En parallèle, conditionner de véritables aides aux seules plus petites entreprises par des critères exigeants, tels que la qualité certifiée des programmes, l’interdiction de remplacer un emploi par un poste d’apprentissage, notamment en multipliant les moyens et les contrôles de l’inspection du travail, ou encore l’embauche durable des apprentis en CDI.
Les grands monopoles capitalistes, eux, sur leurs propres moyens et sur contrôle permanent de l’Education nationale conjointement avec les élus du personnel, devraient être imposé d’organiser, sans remplacement d’emploi et dans de bonnes conditions d’accompagnement, le « recrutement » d’apprentis.
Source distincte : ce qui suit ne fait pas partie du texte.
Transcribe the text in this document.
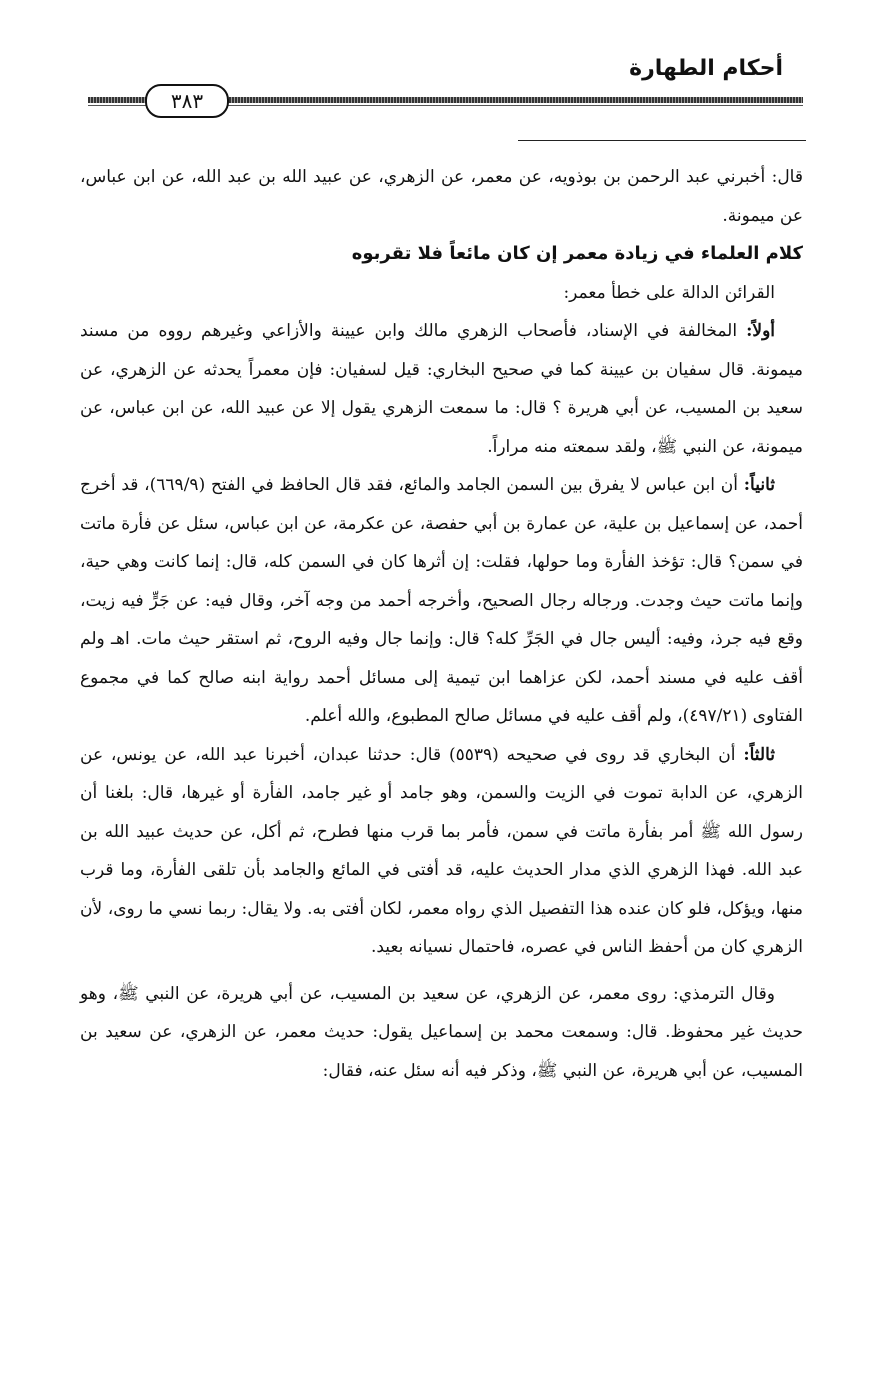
أحكام الطهارة
٣٨٣

قال: أخبرني عبد الرحمن بن بوذويه، عن معمر، عن الزهري، عن عبيد الله بن عبد الله، عن ابن عباس، عن ميمونة.

كلام العلماء في زيادة معمر إن كان مائعاً فلا تقربوه

القرائن الدالة على خطأ معمر:

أولاً: المخالفة في الإسناد، فأصحاب الزهري مالك وابن عيينة والأزاعي وغيرهم رووه من مسند ميمونة. قال سفيان بن عيينة كما في صحيح البخاري: قيل لسفيان: فإن معمراً يحدثه عن الزهري، عن سعيد بن المسيب، عن أبي هريرة ؟ قال: ما سمعت الزهري يقول إلا عن عبيد الله، عن ابن عباس، عن ميمونة، عن النبي ﷺ، ولقد سمعته منه مراراً.

ثانياً: أن ابن عباس لا يفرق بين السمن الجامد والمائع، فقد قال الحافظ في الفتح (٦٦٩/٩)، قد أخرج أحمد، عن إسماعيل بن علية، عن عمارة بن أبي حفصة، عن عكرمة، عن ابن عباس، سئل عن فأرة ماتت في سمن؟ قال: تؤخذ الفأرة وما حولها، فقلت: إن أثرها كان في السمن كله، قال: إنما كانت وهي حية، وإنما ماتت حيث وجدت. ورجاله رجال الصحيح، وأخرجه أحمد من وجه آخر، وقال فيه: عن جَرٍّ فيه زيت، وقع فيه جرذ، وفيه: أليس جال في الجَرِّ كله؟ قال: وإنما جال وفيه الروح، ثم استقر حيث مات. اهـ ولم أقف عليه في مسند أحمد، لكن عزاهما ابن تيمية إلى مسائل أحمد رواية ابنه صالح كما في مجموع الفتاوى (٤٩٧/٢١)، ولم أقف عليه في مسائل صالح المطبوع، والله أعلم.

ثالثاً: أن البخاري قد روى في صحيحه (٥٥٣٩) قال: حدثنا عبدان، أخبرنا عبد الله، عن يونس، عن الزهري، عن الدابة تموت في الزيت والسمن، وهو جامد أو غير جامد، الفأرة أو غيرها، قال: بلغنا أن رسول الله ﷺ أمر بفأرة ماتت في سمن، فأمر بما قرب منها فطرح، ثم أكل، عن حديث عبيد الله بن عبد الله. فهذا الزهري الذي مدار الحديث عليه، قد أفتى في المائع والجامد بأن تلقى الفأرة، وما قرب منها، ويؤكل، فلو كان عنده هذا التفصيل الذي رواه معمر، لكان أفتى به. ولا يقال: ربما نسي ما روى، لأن الزهري كان من أحفظ الناس في عصره، فاحتمال نسيانه بعيد.

وقال الترمذي: روى معمر، عن الزهري، عن سعيد بن المسيب، عن أبي هريرة، عن النبي ﷺ، وهو حديث غير محفوظ. قال: وسمعت محمد بن إسماعيل يقول: حديث معمر، عن الزهري، عن سعيد بن المسيب، عن أبي هريرة، عن النبي ﷺ، وذكر فيه أنه سئل عنه، فقال:
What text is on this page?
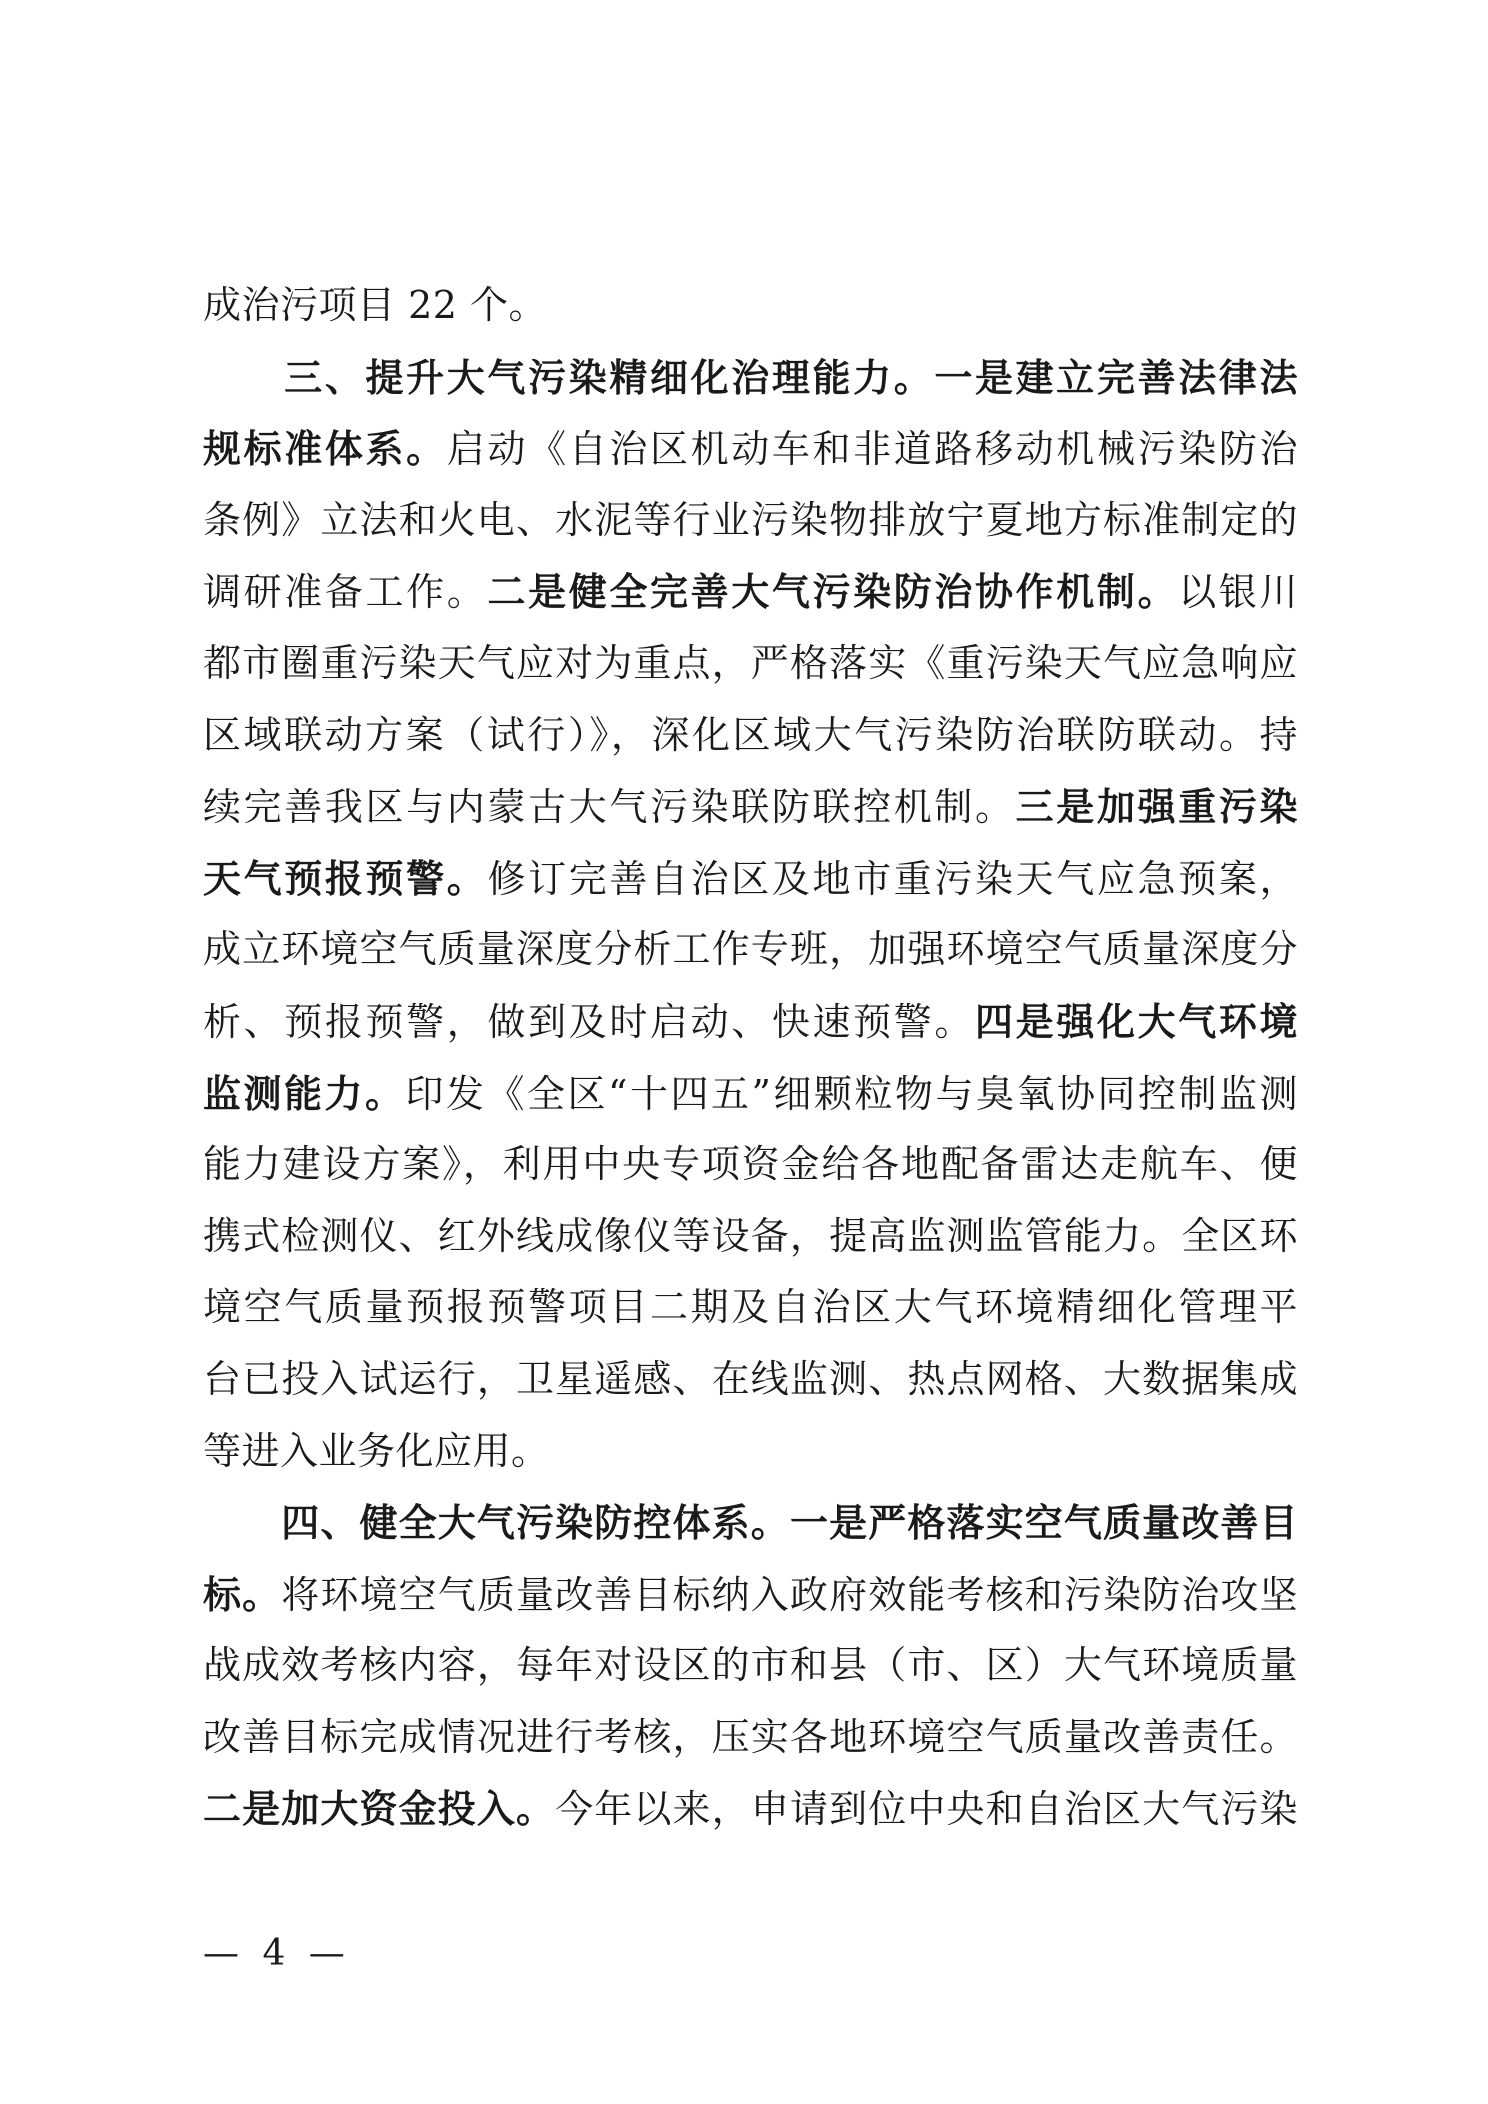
成治污项目 22 个。
　　三、提升大气污染精细化治理能力。一是建立完善法律法
规标准体系。启动《自治区机动车和非道路移动机械污染防治
条例》立法和火电、水泥等行业污染物排放宁夏地方标准制定的
调研准备工作。二是健全完善大气污染防治协作机制。以银川
都市圈重污染天气应对为重点，严格落实《重污染天气应急响应
区域联动方案（试行）》，深化区域大气污染防治联防联动。持
续完善我区与内蒙古大气污染联防联控机制。三是加强重污染
天气预报预警。修订完善自治区及地市重污染天气应急预案，
成立环境空气质量深度分析工作专班，加强环境空气质量深度分
析、预报预警，做到及时启动、快速预警。四是强化大气环境
监测能力。印发《全区“十四五”细颗粒物与臭氧协同控制监测
能力建设方案》，利用中央专项资金给各地配备雷达走航车、便
携式检测仪、红外线成像仪等设备，提高监测监管能力。全区环
境空气质量预报预警项目二期及自治区大气环境精细化管理平
台已投入试运行，卫星遥感、在线监测、热点网格、大数据集成
等进入业务化应用。
　　四、健全大气污染防控体系。一是严格落实空气质量改善目
标。将环境空气质量改善目标纳入政府效能考核和污染防治攻坚
战成效考核内容，每年对设区的市和县（市、区）大气环境质量
改善目标完成情况进行考核，压实各地环境空气质量改善责任。
二是加大资金投入。今年以来，申请到位中央和自治区大气污染
— 4 —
 En conclusion, la politique actuelle des primes à l’embauche d’apprentis s’avère dangereuse pour l’avenir de la formation professionnelle en France. Elle détourne des moyens publics pour subventionner en grande partie les plus gros employeurs qui en ont déjà tous les moyens, tout en affaiblissant les piliers du système éducatif national. Si l’apprentissage doit rester un levier important, il est impératif de le repenser dans une logique de qualité, d’équité et de préservation des missions de l’école républicaine.